Overall it's good prose, great content, and sweetly short, which I appreciate after the Clan Novels' 1+ million words.
I’m usually excited to read in-world fiction and I really tried with this one but it’s just not a great book full of characters you don’t care about. It’s admittedly from the nineties but the casual racism and stereotypes were so glaring I was often feeling assaulted by them. Cannot recommend.
After millennia spent in the Pit, Demons have found the walls of Hell cracked and have come back into the world. The years of torment have made them forget most, but not all, of what they once were, and are startled to find that in their re-ascendance in the world that God is strangely absent. They also note that without their former divinity, the Pit's gravity will suck them back into the void without human hosts. Humans there are plenty of, and they have no qualms about simply pushing the souls of those who are to weak to resist out of their current bodies.

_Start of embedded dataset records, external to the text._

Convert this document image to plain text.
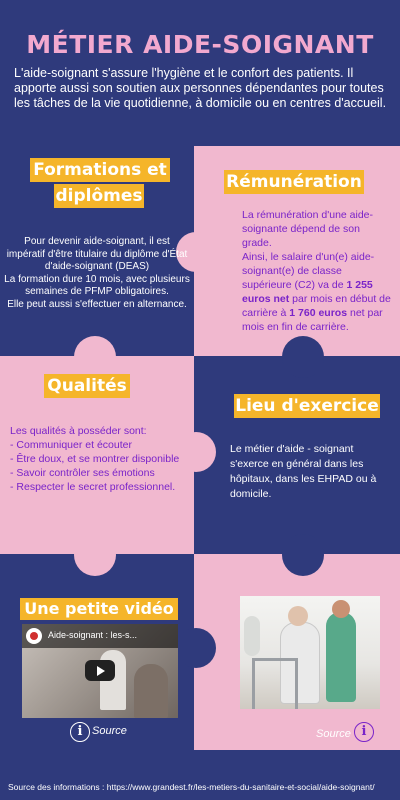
MÉTIER AIDE-SOIGNANT
L'aide-soignant s'assure l'hygiène et le confort des patients. Il apporte aussi son soutien aux personnes dépendantes pour toutes les tâches de la vie quotidienne, à domicile ou en centres d'accueil.
Formations et
diplômes
Pour devenir aide-soignant, il est impératif d'être titulaire du diplôme d'État d'aide-soignant (DEAS)
La formation dure 10 mois, avec plusieurs semaines de PFMP obligatoires.
Elle peut aussi s'effectuer en alternance.
Rémunération
La rémunération d'une aide-soignante dépend de son grade.
Ainsi, le salaire d'un(e) aide-soignant(e) de classe supérieure (C2) va de 1 255 euros net par mois en début de carrière à 1 760 euros net par mois en fin de carrière.
Qualités
Les qualités à posséder sont:
- Communiquer et écouter
- Être doux, et se montrer disponible
- Savoir contrôler ses émotions
- Respecter le secret professionnel.
Lieu d'exercice
Le métier d'aide - soignant s'exerce en général dans les hôpitaux, dans les EHPAD ou à domicile.
Une petite vidéo
Aide-soignant : les-s...
i Source	Source i
Source des informations : https://www.grandest.fr/les-metiers-du-sanitaire-et-social/aide-soignant/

When they do this though, they find out something they never knew about - what it's like to be human.
This story is about several of the infernal host, running the gamut of demonic experience. There are all sorts of factions and motives behind the malfeasant denizens of hell. Some seek to enslave humanity and retain greatness, others are full of questions (the primary one being why Lucifer never really showed up in Hell), some even want to reconcile with God, provided they can find Him.
However, there is one thing they all had in common. They all fell because they thought God gave humans a raw deal and wouldn't do anything about it.
It's been a while since I read all of it, and the last book in the trilogy has been dangling (Nicky Khan still gives me shit about this). I'll be reading through the last book soon I hope as a new initiative to start reading the shit on my shelf already before I continue to buy new ones.
Many of the details are lost to me on this book, but it'll come back to me. I hope. I remember that I liked it though. It's another morality play series. Also, as somewhat of a religious neutral, I always find the arguments for the devil or fallen angels as an interesting point. As mentioned before, demons fell because what they did, they did for love. They honestly wanted to help man, and their creator damned them to hell for their troubles. Makes for an interesting story - is it wrong to question the creator when you think something is 'wrong' or do you play the dutiful son and trust in the fact that he's all knowing? This book tells the story of what happens when you answer that with a difinitive yea or nay.
This was a great book! If your into stuff like the Crow or Constantine than this book would be right up your alley! At first it was a little difficult because there were a lot of characters introduced. But it all came together and you either liked them or were truely repelled by them. A lot of research went into this, based on theology of religion, the war in Heaven and the fallen angels and demons, mix the mob in there, some artists and some other bad ass characters and you've got your self a heck of a read!